Pandemic respite for “sea gypsies” threatened by mass tourism


The coronavirus has wreaked havoc around the world, but for Thailand’s “sea gypsies” it has provided welcome respite from the threat of mass tourism.

PHUKET: The coronavirus has wreaked havoc around the world, but for Thailand’s “sea gypsies” it has provided welcome respite from the threat of mass tourism.

Since the start of the pandemic, life has been easier for Sanan Changnam and his people – there is an abundance of fish to eat and real estate projects on their ancestral lands in the tourist hotspot of Phuket have stalled.

In the turquoise waters of the Andaman Sea, connected to the surface by a thin pipe stuck in his mask – a “thread of life” allowing him to breathe – Sanan tracks fish and shellfish, throws in his hand.

A few strokes of the fins and he spits three groupers before coming to the surface.

With Thailand closed to foreign visitors for eight months, tourist boats are stranded at the quayside and fishing is easier for the Chao Lay, or “seafarers.”

“We don’t dive as deep as before, so it’s less dangerous,” Sanan, 42, told AFP.

His ancestors, former nomads who came from Indonesia nearly 300 years ago, took a spit of land in Rawai, a beach south of Phuket, long before the island became one of the most popular destinations. prized in the country.

Over nine million visitors came to Phuket in 2019 and the boom has had a huge impact, leading to declining fish stocks, shrinking fishing grounds and a building frenzy.

The traditional way of life of the Chao Lay, also known as the ‘sea gypsies’, has been turned upside down – but the pandemic has brought a pause.

“It gives us a bit of a break,” says Alim, Mr. Sanan’s uncle.

– Unequal struggle –

The authorities are less strict when the Chao Lay sail in protected marine reserves or near islets usually reserved for tourists.

“Before, we risked being stopped by a patrol or having our boats confiscated,” he says.

“We sometimes rose to the surface too quickly, by not respecting the decompression times. It was dangerous, there were injuries, even deaths.”

The threat of eviction also hangs over the 1,200 Chao Lay living in Rawai, where developers are eyeing their land – a strip a few hundred meters long facing the sea.

But with tourism halted by the virus, Phuket’s economy is crippled, tens of thousands of workers have returned to their home provinces elsewhere in Thailand and construction projects have stalled.

“We hope that all of this will be abandoned,” said Ngim Damrongkaset, 75, a representative of the Rawai community.

“They want to kick us out of our homes, but also to deny us access to the sea.”

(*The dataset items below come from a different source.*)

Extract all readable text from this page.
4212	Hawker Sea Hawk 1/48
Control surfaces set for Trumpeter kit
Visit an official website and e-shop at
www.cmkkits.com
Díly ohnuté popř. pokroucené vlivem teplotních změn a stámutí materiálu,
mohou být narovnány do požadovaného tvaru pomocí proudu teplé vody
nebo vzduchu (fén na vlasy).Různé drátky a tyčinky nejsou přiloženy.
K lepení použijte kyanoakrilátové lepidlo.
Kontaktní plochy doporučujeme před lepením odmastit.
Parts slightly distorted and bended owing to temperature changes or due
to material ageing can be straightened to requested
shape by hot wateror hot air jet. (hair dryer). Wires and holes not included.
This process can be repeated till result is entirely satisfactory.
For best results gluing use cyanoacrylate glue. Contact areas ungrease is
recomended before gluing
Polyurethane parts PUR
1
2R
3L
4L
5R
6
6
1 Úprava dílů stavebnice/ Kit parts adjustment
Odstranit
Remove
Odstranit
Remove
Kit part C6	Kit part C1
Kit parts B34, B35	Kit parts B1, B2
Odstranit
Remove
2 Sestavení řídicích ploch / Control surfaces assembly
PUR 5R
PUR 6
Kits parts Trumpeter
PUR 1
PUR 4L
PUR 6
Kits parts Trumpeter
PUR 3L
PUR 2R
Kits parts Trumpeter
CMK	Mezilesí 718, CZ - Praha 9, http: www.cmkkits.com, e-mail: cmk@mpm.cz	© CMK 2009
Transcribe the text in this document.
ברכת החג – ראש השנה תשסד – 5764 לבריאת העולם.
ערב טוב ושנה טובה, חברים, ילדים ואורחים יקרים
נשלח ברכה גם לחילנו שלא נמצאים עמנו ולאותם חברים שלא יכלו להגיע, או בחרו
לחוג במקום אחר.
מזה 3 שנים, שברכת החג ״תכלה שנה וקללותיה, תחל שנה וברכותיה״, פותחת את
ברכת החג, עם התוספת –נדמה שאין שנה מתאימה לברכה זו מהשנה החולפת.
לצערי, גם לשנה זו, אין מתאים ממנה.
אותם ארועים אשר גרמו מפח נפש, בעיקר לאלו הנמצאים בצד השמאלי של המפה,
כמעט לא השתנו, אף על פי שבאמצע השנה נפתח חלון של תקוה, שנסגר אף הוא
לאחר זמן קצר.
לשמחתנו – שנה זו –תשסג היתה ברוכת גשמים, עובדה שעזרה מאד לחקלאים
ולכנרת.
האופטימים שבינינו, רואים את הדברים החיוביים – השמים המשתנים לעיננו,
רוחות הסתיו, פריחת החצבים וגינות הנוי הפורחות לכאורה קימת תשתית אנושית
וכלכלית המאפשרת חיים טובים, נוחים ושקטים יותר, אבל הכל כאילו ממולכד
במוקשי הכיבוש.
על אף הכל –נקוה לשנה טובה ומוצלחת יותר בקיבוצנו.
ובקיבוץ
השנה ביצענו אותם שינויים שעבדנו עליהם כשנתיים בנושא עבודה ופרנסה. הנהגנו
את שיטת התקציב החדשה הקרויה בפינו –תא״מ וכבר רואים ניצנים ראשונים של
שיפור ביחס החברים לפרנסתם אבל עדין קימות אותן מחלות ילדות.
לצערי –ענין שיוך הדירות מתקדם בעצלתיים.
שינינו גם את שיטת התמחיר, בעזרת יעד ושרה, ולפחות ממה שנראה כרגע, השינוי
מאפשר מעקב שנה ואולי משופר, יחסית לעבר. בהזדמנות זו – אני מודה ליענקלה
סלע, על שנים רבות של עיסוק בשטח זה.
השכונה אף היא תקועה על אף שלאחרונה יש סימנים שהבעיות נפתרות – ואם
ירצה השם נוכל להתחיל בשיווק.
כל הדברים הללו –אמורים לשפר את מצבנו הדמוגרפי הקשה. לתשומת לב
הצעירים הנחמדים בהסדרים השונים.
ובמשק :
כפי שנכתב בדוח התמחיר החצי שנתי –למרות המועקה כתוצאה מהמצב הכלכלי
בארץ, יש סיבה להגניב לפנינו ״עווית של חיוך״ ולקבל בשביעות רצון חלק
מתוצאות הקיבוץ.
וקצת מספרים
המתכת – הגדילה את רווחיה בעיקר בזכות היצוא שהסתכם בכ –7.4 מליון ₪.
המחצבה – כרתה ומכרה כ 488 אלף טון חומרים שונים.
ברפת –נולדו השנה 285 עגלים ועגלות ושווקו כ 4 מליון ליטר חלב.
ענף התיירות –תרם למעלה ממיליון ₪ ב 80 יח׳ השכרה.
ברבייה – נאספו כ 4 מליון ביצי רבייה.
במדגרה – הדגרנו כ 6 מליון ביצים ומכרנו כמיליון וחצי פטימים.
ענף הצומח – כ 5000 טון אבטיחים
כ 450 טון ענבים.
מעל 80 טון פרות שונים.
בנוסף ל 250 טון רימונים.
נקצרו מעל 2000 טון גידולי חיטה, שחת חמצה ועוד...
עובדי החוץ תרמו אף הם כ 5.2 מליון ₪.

For animist Chao Lay, the beach is a vital space where they keep their colorful wooden boats and where they pray and thank their ancestors.

The battle with tourism developers is uneven: many Chao Lay cannot read or write and did not know that they could register their land in their name.

Many families today have no legal title to the land they live on, although the government tries to help them prove they were there long before investors.

He ordered the analysis of ancient aerial photographs and bones of Chao Lay ancestors – traditionally buried on the beach so they could still hear the sound of the waves.

– Rethinking the call –

Narumon Arunotai, an anthropologist at Chulalongkorn University in Bangkok, said the government “must seize the opportunity presented by the pandemic to rethink its vision of Chao Lay.”

“The Covid is an opportunity to change mentalities. Mass tourism in Phuket has been a disaster for the sea gypsies,” she adds.

One option is for the authorities to buy the land and hand it over to them on a permanent basis.

The government recently allocated a mangrove area to neighboring Chao Lay communities for temporary living and fishing – a first step but not a permanent solution.

He is also committed to preserving their oral traditions, to little effect so far. The people of Rawai face many problems, including alcohol and illness.

“They need a special education system that preserves their culture. The government must also allow them to fish more freely,” said Narumon.

The Chao Lay have unique gifts and traditions that have served them well.

Moken children – one of the three branches of the Chao Lay – have 50% better visual acuity in water than their European counterparts, according to a 2003 study.

And their deep understanding of their surroundings enabled many of them to spot the warning signs of the devastating 2004 tsunami and flee.

Most of them escaped and also helped many tourists to safety.

“We will always be the children of the sea,” smiles Mr. Alim.